Sonntag, 16. Februar 2014

Philosophieren nach dem Schul- und nach dem Weltbegriff.


museum koenig

...Bis dahin ist aber der Begriff von Philosophie nur ein Schulbegriff, nämlich von einem System der Erkenntnis, die nur als Wissenschaft gesucht wird, ohne etwas mehr als die systematische Einheit dieses Wissens, mithin die logische Vollkommenheit der Erkenntnis zum Zwecke zu haben. Es gibt aber noch einen Weltbegriff (conceptus cosmicus), der dieser Benennung jederzeit zum Grunde gelegen hat, vornehmlich wenn man ihn gleichsam personifizierte und in dem Ideal des Philosophen sich als ein Urbild vorstellte.

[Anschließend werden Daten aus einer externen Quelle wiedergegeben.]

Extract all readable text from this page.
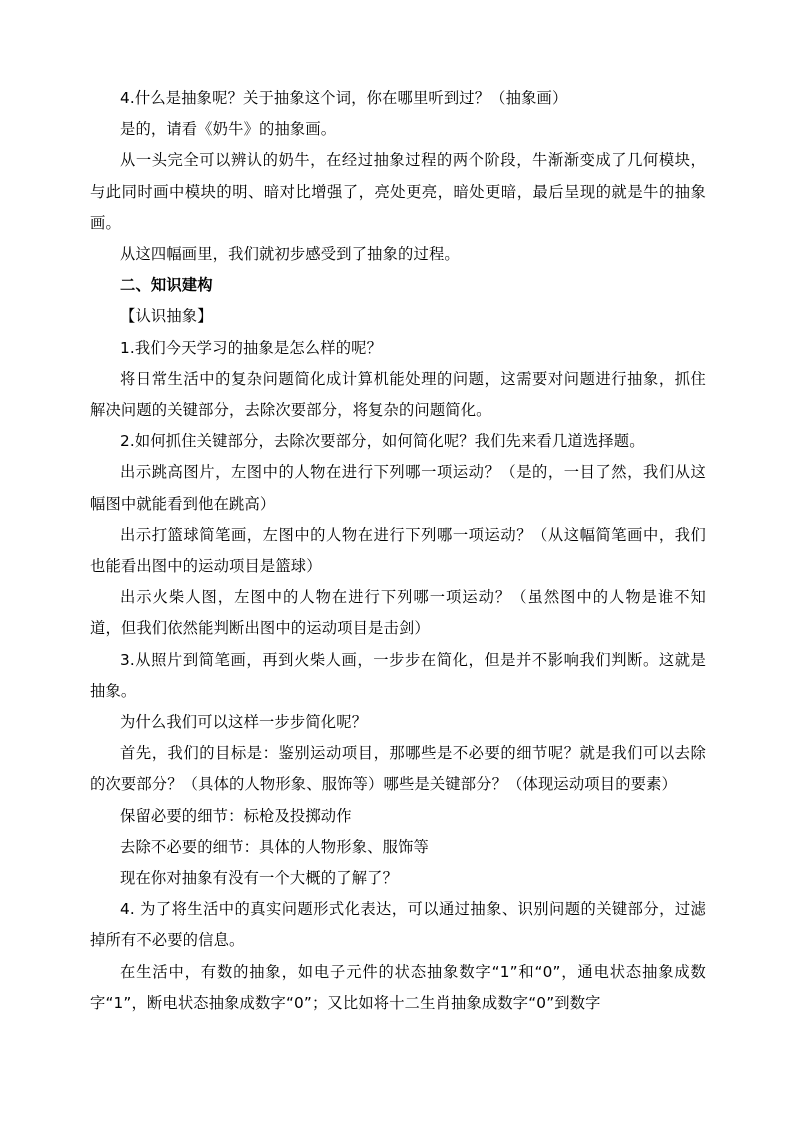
4.什么是抽象呢？关于抽象这个词，你在哪里听到过？（抽象画）

是的，请看《奶牛》的抽象画。

从一头完全可以辨认的奶牛，在经过抽象过程的两个阶段，牛渐渐变成了几何模块，与此同时画中模块的明、暗对比增强了，亮处更亮，暗处更暗，最后呈现的就是牛的抽象画。

从这四幅画里，我们就初步感受到了抽象的过程。

二、知识建构

【认识抽象】

1.我们今天学习的抽象是怎么样的呢？

将日常生活中的复杂问题简化成计算机能处理的问题，这需要对问题进行抽象，抓住解决问题的关键部分，去除次要部分，将复杂的问题简化。

2.如何抓住关键部分，去除次要部分，如何简化呢？我们先来看几道选择题。

出示跳高图片，左图中的人物在进行下列哪一项运动？（是的，一目了然，我们从这幅图中就能看到他在跳高）

出示打篮球简笔画，左图中的人物在进行下列哪一项运动？（从这幅简笔画中，我们也能看出图中的运动项目是篮球）

出示火柴人图，左图中的人物在进行下列哪一项运动？（虽然图中的人物是谁不知道，但我们依然能判断出图中的运动项目是击剑）

3.从照片到简笔画，再到火柴人画，一步步在简化，但是并不影响我们判断。这就是抽象。

为什么我们可以这样一步步简化呢？

首先，我们的目标是：鉴别运动项目，那哪些是不必要的细节呢？就是我们可以去除的次要部分？（具体的人物形象、服饰等）哪些是关键部分？（体现运动项目的要素）

保留必要的细节：标枪及投掷动作

去除不必要的细节：具体的人物形象、服饰等

现在你对抽象有没有一个大概的了解了？

4. 为了将生活中的真实问题形式化表达，可以通过抽象、识别问题的关键部分，过滤掉所有不必要的信息。

在生活中，有数的抽象，如电子元件的状态抽象数字“1”和“0”，通电状态抽象成数字“1”，断电状态抽象成数字“0”；又比如将十二生肖抽象成数字“0”到数字
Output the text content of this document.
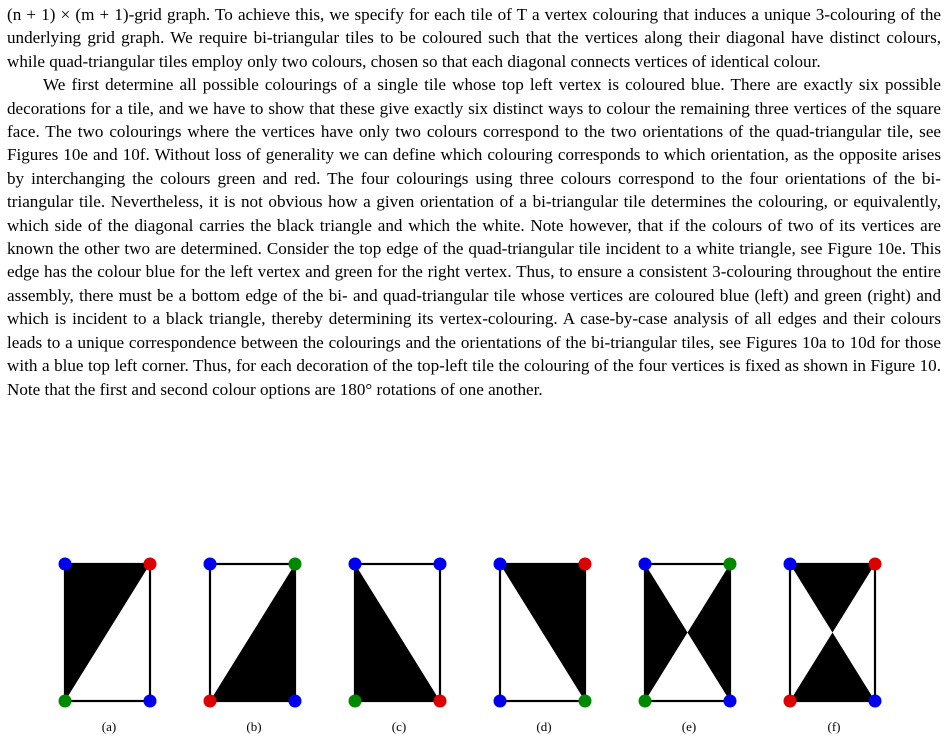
(n + 1) × (m + 1)-grid graph. To achieve this, we specify for each tile of T a vertex colouring that induces a unique 3-colouring of the underlying grid graph. We require bi-triangular tiles to be coloured such that the vertices along their diagonal have distinct colours, while quad-triangular tiles employ only two colours, chosen so that each diagonal connects vertices of identical colour.

We first determine all possible colourings of a single tile whose top left vertex is coloured blue. There are exactly six possible decorations for a tile, and we have to show that these give exactly six distinct ways to colour the remaining three vertices of the square face. The two colourings where the vertices have only two colours correspond to the two orientations of the quad-triangular tile, see Figures 10e and 10f. Without loss of generality we can define which colouring corresponds to which orientation, as the opposite arises by interchanging the colours green and red. The four colourings using three colours correspond to the four orientations of the bi-triangular tile. Nevertheless, it is not obvious how a given orientation of a bi-triangular tile determines the colouring, or equivalently, which side of the diagonal carries the black triangle and which the white. Note however, that if the colours of two of its vertices are known the other two are determined. Consider the top edge of the quad-triangular tile incident to a white triangle, see Figure 10e. This edge has the colour blue for the left vertex and green for the right vertex. Thus, to ensure a consistent 3-colouring throughout the entire assembly, there must be a bottom edge of the bi- and quad-triangular tile whose vertices are coloured blue (left) and green (right) and which is incident to a black triangle, thereby determining its vertex-colouring. A case-by-case analysis of all edges and their colours leads to a unique correspondence between the colourings and the orientations of the bi-triangular tiles, see Figures 10a to 10d for those with a blue top left corner. Thus, for each decoration of the top-left tile the colouring of the four vertices is fixed as shown in Figure 10. Note that the first and second colour options are 180° rotations of one another.

(a)	(b)	(c)	(d)	(e)	(f)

In dieser Absicht ist Philosophie die Wissenschaft von der Beziehung aller Erkenntnis auf die wesentlichen Zwecke der menschlichen Vernunft (teleologia rationis humanae), und der Philosoph ist nicht ein Vernunftkünstler, sondern der Gesetzgeber der menschlichen Vernunft. In solcher Bedeutung wäre es sehr ruhmredig, sich selbst einen Philosophen zu nennen, und sich anzumaßen, dem Urbilde, das nur in der Idee liegt, gleichgekommen zu sein.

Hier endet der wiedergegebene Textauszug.